Introduction This systematic review aims to assess the effectiveness and safety of acupuncture for discomfort in patients during gastroscopy.

Methods and analysis Randomised controlled trials will be searched electronically in several databases including OVID MEDLINE, EMBASE, the Cochrane Central Register of Controlled Trials (CENTRAL), Chinese Biomedical Literature Database (CBM), Chinese Medical Current Content (CMCC), Chinese Scientific Journal Database (VIP database), Wan-Fang Database and China National Knowledge Infrastructure (CNKI) from their respective founding dates to 30 April 2014. We will also try to find the literature by manually searching conference abstracts and reference lists. The study selection, extraction of data and assessment of study quality will be conducted independently by two researchers. Meta-analysis will be performed using RevMan V.5.2 statistical software. Data will be combined with either the fixed or random effect model based on a heterogeneity test.

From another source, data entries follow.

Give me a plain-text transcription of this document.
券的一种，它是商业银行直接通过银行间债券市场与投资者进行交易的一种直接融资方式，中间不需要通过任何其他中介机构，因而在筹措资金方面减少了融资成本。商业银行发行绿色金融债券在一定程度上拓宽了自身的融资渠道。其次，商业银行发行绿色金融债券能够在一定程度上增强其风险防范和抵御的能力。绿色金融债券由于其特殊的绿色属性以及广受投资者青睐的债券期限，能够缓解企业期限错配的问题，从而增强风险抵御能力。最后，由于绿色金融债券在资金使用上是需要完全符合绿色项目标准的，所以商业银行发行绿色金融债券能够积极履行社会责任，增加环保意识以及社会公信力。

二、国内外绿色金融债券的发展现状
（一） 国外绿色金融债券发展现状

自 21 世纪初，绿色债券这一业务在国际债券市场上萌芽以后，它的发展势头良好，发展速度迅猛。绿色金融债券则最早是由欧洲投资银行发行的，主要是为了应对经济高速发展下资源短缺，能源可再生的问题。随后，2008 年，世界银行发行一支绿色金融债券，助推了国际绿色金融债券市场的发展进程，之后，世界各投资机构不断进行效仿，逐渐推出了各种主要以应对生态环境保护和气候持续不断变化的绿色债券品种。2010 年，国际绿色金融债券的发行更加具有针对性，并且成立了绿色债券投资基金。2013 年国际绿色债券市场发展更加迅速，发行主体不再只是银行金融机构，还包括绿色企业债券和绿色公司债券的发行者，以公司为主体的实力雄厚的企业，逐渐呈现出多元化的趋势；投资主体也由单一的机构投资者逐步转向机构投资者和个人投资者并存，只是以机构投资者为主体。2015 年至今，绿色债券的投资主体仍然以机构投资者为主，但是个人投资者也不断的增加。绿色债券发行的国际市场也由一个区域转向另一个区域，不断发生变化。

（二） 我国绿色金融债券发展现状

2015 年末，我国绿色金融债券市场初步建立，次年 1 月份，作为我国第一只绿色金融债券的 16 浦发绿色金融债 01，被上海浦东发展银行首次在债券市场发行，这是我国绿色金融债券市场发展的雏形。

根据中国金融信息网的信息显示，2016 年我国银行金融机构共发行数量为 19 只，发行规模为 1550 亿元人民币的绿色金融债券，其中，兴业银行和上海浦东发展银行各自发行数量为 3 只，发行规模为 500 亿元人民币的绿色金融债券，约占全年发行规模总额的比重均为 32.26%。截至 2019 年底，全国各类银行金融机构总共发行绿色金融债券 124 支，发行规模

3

The results will be presented as a risk ratio for dichotomous data and standardised mean difference for continuous data.

Dissemination This systematic review will evaluate the current evidence of acupuncture therapy for discomfort in patients during gastroscopy. The findings will be disseminated through peer-reviewed publication or conference presentations.

Trial registration number PROSPERO CRD42014008966.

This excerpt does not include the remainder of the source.